Sándor Antus, a Széchenyi Prize-winning chemical engineer and chemist who died at the age of 78, was a member of the Hungarian Academy of Sciences (MTA), MTI reported.
The scientist died on December 1st, the Hungarian Academy of Sciences reported. Antus Sándor was born in 1944 in Szeged. He graduated from the Faculty of Chemical Engineering of the Budapest University of Technology in 1968, where he defended his doctoral dissertation in 1971. From the following year he became a research fellow at the Central Chemical Research Institute of the Hungarian Academy of Sciences. He defended his doctoral dissertation in chemical science in 1977 and his academic doctoral dissertation in 1992.
He was teaching at the Lajos Kossuth University in Debrecen, where he worked as the head of the Department of Organic Chemistry from 1992 to 2008. He was appointed a university professor in 1993. Between 2001 and 2004, he was the Deputy Dean of Foreign Affairs at the Faculty of Science of the University of Debrecen, and in 2014 he was emeritus. The Academic Committee of Debrecen awarded the Pro Scientia medal in 2007.

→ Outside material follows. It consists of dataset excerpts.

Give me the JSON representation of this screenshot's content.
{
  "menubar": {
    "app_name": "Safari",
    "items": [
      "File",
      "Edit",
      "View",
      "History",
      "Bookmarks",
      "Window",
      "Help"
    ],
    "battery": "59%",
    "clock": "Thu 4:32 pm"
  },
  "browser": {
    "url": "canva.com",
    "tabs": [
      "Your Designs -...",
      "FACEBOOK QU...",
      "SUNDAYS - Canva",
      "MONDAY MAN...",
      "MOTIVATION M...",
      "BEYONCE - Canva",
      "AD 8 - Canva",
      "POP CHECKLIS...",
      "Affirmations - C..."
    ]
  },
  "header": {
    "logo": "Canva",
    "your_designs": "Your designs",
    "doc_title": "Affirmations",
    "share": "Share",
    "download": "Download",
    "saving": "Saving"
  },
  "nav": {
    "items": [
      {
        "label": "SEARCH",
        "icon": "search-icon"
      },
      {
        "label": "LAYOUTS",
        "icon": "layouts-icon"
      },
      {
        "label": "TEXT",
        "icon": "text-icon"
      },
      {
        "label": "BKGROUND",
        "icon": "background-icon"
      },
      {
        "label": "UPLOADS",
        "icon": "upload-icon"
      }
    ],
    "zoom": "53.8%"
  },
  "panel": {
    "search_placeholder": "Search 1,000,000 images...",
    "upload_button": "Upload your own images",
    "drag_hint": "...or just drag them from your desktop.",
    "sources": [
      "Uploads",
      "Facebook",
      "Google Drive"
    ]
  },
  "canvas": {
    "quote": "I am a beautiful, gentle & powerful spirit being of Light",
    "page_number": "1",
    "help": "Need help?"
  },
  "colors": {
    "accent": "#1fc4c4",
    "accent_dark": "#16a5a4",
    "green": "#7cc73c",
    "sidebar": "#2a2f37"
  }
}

He has also held lectures several times at German, Austrian and Swiss universities. He was a member of the Scientific Committee for Organic and Biomolecular Chemistry of the Hungarian Academy of Sciences, and was elected as a member of the Hungarian Academy of Sciences in 2004 and a full member in 2010. His work has been recognized with many honors, including the Széchenyi Prize in 2000. Sándor Antus’s field of research was organic chemistry, including the chemistry of compounds of natural origin and chiroptical spectroscopy. It has synthesized and validated a number of O- and N-heterocyclic antidiabetic, antioxidant, hepatoprotective, and anticoagulant compounds, according to the report.